First, all of the financials (Sharpe, beta, and alpha) are based on pure points. They do NOT take into account the statistics that the original (and still sexy) Box uses, they only look at week to week output of points regardless of the team they are playing. So if DAL scores a rolling average of 25 points per game (NE is somewhere around a ridiculous 39 points per game on the season), and last week they scored 25 points, they would show a lower volatility, especially if they did that consistently. If DAL (beta of 1.39) plays NYG (beta of 1.12), the beta module will pick the team with lower volatility (basically, whichever team is closest to 1.0), which in this case is the NYG.

Sharpe and alpha are different ways to measure essentially the same thing: how good is the team relative to their volatility/risk? Despite NYG having a slightly better volatility, DAL has been PAYING OUT HUGE on it's moderately higher risk. DAL has an alpha of 8.78 to NYG 2.85, and DAL has a Sharpe of 0.99 to NYG 0.53. That makes sense when you think about it - despite NYG playing more consistently, they have played more consistently at a lower level than DAL. One week, DAL may score 50 points, and the next 20, but they are still outputting higher scores than NYG.

Now, what I may do to make the modules run a little more evenly is to find out which teams consistently cover rather than just score. I tried this earlier this week, and it got sticky. It may be worth a revisit.
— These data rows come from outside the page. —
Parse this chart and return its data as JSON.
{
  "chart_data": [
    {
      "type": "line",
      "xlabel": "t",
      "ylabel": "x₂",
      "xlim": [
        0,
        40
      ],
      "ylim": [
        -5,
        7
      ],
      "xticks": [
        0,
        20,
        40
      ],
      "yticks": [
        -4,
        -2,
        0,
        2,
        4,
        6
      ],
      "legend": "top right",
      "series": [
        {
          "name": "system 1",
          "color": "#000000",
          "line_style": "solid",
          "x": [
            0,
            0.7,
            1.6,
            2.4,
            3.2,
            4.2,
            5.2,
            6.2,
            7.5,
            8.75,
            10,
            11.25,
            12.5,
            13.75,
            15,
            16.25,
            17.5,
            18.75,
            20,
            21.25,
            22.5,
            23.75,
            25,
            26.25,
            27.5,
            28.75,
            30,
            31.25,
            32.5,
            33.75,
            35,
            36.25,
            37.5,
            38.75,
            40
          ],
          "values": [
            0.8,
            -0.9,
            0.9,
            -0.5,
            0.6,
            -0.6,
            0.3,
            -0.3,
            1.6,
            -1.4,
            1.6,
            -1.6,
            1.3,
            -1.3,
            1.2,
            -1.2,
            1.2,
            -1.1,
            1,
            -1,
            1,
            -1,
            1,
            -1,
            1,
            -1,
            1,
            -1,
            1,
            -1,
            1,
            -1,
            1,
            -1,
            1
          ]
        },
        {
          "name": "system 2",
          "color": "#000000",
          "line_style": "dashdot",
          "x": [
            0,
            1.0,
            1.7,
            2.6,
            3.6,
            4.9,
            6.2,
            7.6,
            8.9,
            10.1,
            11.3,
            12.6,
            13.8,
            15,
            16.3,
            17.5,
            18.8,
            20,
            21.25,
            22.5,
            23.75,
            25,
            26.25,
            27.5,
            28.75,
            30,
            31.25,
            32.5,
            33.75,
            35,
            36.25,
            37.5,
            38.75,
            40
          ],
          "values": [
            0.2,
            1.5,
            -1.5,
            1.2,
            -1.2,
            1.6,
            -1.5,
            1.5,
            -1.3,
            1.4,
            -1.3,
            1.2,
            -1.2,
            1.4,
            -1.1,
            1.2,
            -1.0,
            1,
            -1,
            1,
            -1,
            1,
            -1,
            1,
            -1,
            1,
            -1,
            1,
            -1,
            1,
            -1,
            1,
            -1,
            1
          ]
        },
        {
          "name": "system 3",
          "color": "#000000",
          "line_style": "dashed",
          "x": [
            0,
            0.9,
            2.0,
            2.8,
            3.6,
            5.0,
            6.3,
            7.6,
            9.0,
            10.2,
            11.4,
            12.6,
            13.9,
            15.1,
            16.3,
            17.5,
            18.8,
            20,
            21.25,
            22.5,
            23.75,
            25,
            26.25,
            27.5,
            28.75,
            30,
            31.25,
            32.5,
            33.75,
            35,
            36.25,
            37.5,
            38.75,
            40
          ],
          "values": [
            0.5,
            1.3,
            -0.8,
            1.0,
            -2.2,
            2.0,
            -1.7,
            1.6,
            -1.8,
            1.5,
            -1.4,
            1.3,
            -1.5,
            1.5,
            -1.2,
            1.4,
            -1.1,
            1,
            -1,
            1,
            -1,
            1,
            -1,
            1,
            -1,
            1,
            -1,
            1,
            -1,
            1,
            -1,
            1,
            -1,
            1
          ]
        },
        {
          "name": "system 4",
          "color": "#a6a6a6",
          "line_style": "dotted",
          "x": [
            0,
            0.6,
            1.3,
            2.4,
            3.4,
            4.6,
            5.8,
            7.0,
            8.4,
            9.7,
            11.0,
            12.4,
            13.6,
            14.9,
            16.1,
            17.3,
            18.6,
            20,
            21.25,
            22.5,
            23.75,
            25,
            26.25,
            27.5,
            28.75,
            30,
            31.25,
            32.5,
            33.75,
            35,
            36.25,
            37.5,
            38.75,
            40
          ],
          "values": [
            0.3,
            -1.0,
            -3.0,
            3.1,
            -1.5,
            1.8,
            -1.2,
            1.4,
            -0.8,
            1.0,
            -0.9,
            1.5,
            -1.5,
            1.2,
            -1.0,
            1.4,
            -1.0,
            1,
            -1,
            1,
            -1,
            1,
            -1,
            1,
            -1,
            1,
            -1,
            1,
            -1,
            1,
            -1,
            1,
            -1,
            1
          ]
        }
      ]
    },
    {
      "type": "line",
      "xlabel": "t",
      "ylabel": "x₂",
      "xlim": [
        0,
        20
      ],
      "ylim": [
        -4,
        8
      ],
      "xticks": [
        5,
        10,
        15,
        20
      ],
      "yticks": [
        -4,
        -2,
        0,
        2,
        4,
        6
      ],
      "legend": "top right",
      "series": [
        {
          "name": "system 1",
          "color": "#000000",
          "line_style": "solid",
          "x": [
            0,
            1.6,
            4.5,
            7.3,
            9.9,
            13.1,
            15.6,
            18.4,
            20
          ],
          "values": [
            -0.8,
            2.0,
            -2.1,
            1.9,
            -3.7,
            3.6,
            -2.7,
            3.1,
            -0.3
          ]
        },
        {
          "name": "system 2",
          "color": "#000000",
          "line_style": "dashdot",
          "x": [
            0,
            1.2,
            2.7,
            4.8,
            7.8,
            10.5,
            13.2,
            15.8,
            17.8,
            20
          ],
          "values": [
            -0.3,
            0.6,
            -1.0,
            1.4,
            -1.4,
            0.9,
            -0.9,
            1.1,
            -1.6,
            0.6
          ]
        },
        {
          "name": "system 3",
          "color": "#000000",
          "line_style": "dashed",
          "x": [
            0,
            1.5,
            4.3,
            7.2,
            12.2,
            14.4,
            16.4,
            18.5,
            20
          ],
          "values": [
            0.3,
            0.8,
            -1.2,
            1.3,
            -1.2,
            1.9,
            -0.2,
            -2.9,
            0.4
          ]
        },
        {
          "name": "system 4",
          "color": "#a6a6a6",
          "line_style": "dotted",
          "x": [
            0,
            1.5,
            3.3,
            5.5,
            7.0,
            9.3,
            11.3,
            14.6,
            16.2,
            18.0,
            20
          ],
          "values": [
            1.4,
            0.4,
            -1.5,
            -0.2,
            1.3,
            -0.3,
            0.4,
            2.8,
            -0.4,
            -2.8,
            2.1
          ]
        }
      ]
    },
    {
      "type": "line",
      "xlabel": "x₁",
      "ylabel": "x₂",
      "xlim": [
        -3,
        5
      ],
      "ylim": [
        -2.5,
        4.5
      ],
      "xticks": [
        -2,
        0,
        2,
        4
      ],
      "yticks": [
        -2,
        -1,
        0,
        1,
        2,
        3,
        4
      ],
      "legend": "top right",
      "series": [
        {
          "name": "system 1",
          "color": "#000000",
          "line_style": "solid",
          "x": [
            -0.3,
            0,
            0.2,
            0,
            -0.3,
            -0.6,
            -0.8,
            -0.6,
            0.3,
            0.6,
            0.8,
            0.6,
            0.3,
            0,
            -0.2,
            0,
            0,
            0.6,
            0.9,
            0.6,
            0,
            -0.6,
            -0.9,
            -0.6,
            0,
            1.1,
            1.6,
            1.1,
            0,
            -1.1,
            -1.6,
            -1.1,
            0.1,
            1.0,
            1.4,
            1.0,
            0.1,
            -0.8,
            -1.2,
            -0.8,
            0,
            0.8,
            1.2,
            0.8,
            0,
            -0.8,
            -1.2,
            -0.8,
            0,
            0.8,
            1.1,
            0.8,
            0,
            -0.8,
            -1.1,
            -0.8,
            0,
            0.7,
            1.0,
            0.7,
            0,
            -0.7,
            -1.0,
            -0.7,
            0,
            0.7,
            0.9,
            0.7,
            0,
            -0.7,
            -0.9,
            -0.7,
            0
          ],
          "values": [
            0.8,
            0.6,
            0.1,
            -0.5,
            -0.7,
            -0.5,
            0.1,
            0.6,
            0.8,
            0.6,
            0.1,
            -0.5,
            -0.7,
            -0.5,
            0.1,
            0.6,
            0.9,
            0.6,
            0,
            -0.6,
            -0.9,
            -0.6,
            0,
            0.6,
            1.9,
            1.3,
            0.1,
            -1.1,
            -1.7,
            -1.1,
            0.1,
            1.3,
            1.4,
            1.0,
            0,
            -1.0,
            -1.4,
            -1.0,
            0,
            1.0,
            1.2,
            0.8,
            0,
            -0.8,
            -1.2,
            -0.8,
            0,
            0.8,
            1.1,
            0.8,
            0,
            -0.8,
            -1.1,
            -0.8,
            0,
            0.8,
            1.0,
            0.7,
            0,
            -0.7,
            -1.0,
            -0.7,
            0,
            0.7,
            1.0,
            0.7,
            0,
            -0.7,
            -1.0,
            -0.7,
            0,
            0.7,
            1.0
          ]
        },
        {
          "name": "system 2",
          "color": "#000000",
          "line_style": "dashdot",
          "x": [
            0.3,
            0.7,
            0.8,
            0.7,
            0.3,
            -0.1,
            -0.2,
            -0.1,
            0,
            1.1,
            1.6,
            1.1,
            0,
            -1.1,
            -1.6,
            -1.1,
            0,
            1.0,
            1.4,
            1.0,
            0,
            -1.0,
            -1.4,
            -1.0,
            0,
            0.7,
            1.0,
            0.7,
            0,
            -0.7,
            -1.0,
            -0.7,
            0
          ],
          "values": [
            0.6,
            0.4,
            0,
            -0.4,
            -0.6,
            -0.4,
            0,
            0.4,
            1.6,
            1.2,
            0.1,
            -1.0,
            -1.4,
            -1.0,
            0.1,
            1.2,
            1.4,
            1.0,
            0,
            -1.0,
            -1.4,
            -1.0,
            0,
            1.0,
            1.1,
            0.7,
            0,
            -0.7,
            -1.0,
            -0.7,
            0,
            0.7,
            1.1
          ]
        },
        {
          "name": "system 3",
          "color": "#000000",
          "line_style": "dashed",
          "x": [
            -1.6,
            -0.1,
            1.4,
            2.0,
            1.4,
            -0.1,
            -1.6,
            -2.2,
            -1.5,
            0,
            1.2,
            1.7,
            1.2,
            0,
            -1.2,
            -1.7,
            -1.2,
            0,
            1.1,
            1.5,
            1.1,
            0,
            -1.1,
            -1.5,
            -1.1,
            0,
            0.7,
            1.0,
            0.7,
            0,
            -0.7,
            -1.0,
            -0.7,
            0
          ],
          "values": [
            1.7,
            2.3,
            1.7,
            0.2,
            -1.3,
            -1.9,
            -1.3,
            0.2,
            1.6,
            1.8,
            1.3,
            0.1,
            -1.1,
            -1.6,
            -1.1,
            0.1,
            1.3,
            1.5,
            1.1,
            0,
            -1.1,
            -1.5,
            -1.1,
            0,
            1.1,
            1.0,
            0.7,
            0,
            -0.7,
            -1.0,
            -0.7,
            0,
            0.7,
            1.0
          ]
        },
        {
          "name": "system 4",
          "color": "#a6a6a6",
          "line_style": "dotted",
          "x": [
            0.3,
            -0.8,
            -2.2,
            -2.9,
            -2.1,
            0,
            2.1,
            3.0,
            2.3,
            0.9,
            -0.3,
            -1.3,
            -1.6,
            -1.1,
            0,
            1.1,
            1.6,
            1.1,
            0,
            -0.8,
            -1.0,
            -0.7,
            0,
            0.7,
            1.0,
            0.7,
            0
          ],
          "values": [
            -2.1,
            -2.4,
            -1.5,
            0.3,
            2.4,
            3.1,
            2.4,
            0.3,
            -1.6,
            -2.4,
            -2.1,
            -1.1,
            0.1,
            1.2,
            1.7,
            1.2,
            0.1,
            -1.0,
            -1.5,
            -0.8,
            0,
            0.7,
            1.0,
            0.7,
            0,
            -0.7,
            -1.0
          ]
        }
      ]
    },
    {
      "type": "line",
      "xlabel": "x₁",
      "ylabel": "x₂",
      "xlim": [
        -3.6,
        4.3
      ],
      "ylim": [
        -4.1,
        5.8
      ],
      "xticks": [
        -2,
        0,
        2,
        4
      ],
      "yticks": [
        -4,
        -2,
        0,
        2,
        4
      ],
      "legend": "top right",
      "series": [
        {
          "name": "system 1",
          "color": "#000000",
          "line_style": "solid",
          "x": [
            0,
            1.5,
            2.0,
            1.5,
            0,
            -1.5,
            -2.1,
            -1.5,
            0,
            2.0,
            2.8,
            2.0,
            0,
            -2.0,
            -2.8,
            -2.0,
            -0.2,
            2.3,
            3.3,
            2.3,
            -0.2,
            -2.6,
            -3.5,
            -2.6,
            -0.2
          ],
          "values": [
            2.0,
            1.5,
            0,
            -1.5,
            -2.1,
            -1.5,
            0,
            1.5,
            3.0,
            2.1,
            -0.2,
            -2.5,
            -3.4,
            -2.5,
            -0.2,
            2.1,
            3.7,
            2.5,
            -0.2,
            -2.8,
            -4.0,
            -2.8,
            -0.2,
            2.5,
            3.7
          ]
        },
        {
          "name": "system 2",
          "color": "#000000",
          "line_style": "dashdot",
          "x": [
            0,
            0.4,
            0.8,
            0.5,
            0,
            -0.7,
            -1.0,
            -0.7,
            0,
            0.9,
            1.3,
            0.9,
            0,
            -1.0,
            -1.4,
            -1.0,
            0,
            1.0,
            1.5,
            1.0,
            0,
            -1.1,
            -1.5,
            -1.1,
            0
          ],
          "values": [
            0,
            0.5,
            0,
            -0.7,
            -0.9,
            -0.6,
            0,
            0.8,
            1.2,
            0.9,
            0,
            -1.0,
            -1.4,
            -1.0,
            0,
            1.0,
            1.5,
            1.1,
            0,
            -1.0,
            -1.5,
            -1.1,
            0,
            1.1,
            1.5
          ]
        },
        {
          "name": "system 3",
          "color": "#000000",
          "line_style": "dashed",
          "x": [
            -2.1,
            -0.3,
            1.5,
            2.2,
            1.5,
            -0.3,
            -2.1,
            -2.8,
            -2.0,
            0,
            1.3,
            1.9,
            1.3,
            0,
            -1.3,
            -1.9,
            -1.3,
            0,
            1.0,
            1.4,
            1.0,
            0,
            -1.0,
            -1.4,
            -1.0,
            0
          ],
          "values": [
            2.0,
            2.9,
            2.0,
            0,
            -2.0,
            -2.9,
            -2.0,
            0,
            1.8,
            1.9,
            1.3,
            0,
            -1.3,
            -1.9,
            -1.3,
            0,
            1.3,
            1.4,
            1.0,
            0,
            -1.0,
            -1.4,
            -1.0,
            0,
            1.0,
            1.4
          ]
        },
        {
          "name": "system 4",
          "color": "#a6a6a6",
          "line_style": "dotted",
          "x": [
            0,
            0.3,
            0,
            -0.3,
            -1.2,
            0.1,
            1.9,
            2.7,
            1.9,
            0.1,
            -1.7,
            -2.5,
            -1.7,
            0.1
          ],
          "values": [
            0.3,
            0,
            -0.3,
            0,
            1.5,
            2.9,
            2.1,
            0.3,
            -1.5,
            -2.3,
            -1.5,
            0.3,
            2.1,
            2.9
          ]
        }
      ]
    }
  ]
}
The financials right now are great ways to modify your thinking, ESPECIALLY on moneyline bets, since it's gives you a benchmark against which you can measure the schizophrenic teams. This chart may better illustrate that, noting that interesting schizo teams include ATL (beta rank 8th, Sharpe and alpha rank 30th), DEN (beta rank 5th, Sharpe and alpha rank 29th and 28th), and KC (beta rank 7th, Sharpe and alpha rank 28th and 29th). Basically it's showing you that a.) these teams perform consistently week to week, and b.) they perform consistently BAD week to week.


Sharpe Alpha Beta
Team Rank Rank Rank
ARI 18 24 6
ATL 30 30 8
BAL 26 27 20
BUF 27 26 14
CAR 24 25 3
CHI 23 23 13
CIN 9 7 19
CLE 4 3 31
DAL 2 2 10
DEN 29 28 5
DET 7 8 18
GB 8 9 25
HOU 11 6 26
IND 3 5 23
JAC 19 20 16
KC 28 29 7
MIA 15 11 32
MIN 14 18 15
NE 1 1 2
NO 12 14 9
NYG 6 10 11
NYJ 25 16 30
OAK 20 22 22
PHI 17 17 29
PIT 5 4 21
SD 10 15 12
SEA 13 13 24
SF 31 31 4
STL 32 32 27
TB 22 19 17
TEN 16 12 28
WAS 21 21 1

What I've done with these rankings is AVERAGE the scores in with the original Box (they are making sweet love). It's a weighted average, so the original Box is weighted 2/3, the financials are 1/3 (historically it seems to pick up a few games, but I have to finish the back test). This explains why the pick is still NYG, because they are actually statistically better and lower volatility, versus a high risk/high return play of DAL which is weighted less. What the averaging has accomplished is switched the following picks from the original Box:

STL +11.5 switched to NO -11.5
ATL +4 switched to CAR -4

Both of these games were on the cusp statistically, but the weighting pushed them over the edge.

Are you humbled by my intellect? I thought so. (For all this boasting, I figure I should lose 100% of my bets this week - karma's a hideous bitch goddess).